4. Penambah unsur hara
Sifat fisik hutan bakau cenderung memperlambat aliran air dan terjadi pengendapan. Seiring dengan proses pengendapan ini terjadi unsur hara yang berasal dari berbagai sumber, termasuk pencucian dari areal pertanian.
5. Penambat racun
Banyak racun yang memasuki ekosistem perairan dalam keadaan terikat pada permukaan lumpur atau terdapat di antara kisi-kisi molekul partikel tanah air. Beberapa spesies tertentu dalam hutan bakau bahkan membantu proses penambatan racun secara aktif
6. Transportasi
Pada beberapa hutan mangrove, transportasi melalui air merupakan cara yang paling efisien dan paling sesuai dengan lingkungan.
7. Sumber plasma nutfah
Plasma nutfah dari kehidupan liar sangat besar manfaatnya baik bagi perbaikan jenis-jenis satwa komersial maupun untukmemelihara populasi kehidupan liar itu sendiri.

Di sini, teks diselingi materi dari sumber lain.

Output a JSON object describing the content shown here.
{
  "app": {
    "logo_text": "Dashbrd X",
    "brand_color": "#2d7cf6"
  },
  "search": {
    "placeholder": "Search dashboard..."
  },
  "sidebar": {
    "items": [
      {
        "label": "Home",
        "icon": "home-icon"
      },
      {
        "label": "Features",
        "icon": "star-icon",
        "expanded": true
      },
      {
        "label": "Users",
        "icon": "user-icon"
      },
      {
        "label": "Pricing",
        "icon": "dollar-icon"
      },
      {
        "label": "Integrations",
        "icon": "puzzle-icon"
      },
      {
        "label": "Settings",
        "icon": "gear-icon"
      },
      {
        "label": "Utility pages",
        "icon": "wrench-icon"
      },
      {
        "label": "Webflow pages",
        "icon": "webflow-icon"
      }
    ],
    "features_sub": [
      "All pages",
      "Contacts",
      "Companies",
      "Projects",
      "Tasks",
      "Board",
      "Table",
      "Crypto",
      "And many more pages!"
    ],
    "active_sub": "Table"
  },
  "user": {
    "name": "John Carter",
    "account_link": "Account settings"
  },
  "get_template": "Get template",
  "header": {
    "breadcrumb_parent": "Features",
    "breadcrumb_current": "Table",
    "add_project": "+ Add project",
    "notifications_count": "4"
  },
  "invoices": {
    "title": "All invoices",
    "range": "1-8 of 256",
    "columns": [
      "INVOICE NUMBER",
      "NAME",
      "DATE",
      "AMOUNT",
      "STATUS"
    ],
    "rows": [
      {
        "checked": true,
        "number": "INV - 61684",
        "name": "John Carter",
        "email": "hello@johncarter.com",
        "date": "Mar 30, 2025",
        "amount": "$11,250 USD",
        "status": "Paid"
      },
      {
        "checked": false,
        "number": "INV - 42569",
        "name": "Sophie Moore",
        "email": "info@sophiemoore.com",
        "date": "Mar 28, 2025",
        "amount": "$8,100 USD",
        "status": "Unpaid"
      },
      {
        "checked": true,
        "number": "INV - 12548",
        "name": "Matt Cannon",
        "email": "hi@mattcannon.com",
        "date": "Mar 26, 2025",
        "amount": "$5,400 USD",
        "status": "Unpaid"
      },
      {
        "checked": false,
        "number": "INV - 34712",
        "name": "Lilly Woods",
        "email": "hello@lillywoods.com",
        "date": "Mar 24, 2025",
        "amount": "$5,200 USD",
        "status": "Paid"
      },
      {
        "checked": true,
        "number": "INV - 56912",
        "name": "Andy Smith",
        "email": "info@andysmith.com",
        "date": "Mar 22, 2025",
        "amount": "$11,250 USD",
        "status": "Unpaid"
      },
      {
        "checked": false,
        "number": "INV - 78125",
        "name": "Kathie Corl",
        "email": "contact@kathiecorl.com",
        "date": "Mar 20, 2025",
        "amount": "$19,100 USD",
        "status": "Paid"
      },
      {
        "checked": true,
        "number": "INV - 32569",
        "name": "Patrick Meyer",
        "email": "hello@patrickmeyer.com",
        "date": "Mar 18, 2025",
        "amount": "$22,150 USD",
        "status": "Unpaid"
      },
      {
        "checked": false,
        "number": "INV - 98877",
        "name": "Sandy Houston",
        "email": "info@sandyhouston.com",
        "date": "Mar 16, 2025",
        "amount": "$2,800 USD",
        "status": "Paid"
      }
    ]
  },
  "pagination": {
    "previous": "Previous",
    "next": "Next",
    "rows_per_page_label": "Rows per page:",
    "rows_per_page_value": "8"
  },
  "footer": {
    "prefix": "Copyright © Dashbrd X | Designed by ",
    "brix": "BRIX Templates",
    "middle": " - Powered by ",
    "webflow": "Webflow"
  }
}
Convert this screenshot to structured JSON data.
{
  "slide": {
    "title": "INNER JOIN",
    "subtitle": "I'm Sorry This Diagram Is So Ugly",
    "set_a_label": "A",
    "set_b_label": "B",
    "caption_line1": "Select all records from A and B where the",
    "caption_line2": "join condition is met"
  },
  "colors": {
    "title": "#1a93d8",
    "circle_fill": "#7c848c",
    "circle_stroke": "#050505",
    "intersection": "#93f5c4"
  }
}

8. Rekreasi dan pariwisata
Hutan bakau memiliki nilai estetika, baik dari faktor alamnya maupun dari kehidupan yang ada di dalamnya. Hutan mangrove memberikan obyek wisata yang berbeda dengan obyek wisata alam lainnya. Karakteristik hutannya yang berada di peralihan antara darat dan laut memiliki keunikan dalam beberapa hal. Para wisatawan juga memperoleh pelajaran tentang lingkungan langsung dari alam. Kegiatan wisata ini di samping memberikan pendapatan langsung bagi pengelola melalui penjualan tiket masuk dan parkir, juga mampu menumbuhkan perekonomian masyarakat di sekitarnya dengan menyediakan lapangan kerja dan kesempatan berusaha, seperti membuka warung makan, menyewakan perahu, dan menjadi pemandu wisata.
9. Sarana pendidikan dan penelitian
Upaya pengembangan ilmu pengetahuan dan teknologi membutuhkan laboratorium lapang yang baik untuk kegiatan penelitian dan pendidikan.
10. Memelihara proses-proses dan sistem alami
Hutan bakau sangat tinggi peranannya dalam mendukung berlangsungnya proses-proses ekologi, geomorfologi, atau geologi di dalamnya.
11. Penyerapan karbon
Proses fotosentesis mengubah karbon anorganik (C02) menjadi karbon organik dalam bentuk bahan vegetasi. Pada sebagian besar ekosistem, bahan ini membusuk dan melepaskan karbon kembali ke atmosfer sebagai (C02). Akan tetapi hutan bakau justru mengandung sejumlah besar bahan organik yang tidak membusuk. Karena itu, hutan bakau lebih berfungsi sebagai penyerap karbon dibandingkan dengan sumber karbon.
12. Memelihara iklim mikro
Evapotranspirasi hutan bakau mampu menjaga ketembaban dan curah hujan kawasan tersebut, sehingga keseimbangan iklim mikro terjaga.
13. Mencegah berkembangnya tanah sulfat masam
Keberadaan hutan bakau dapat mencegah teroksidasinya lapisan pirit dan menghalangi berkembangnya kondisi alam.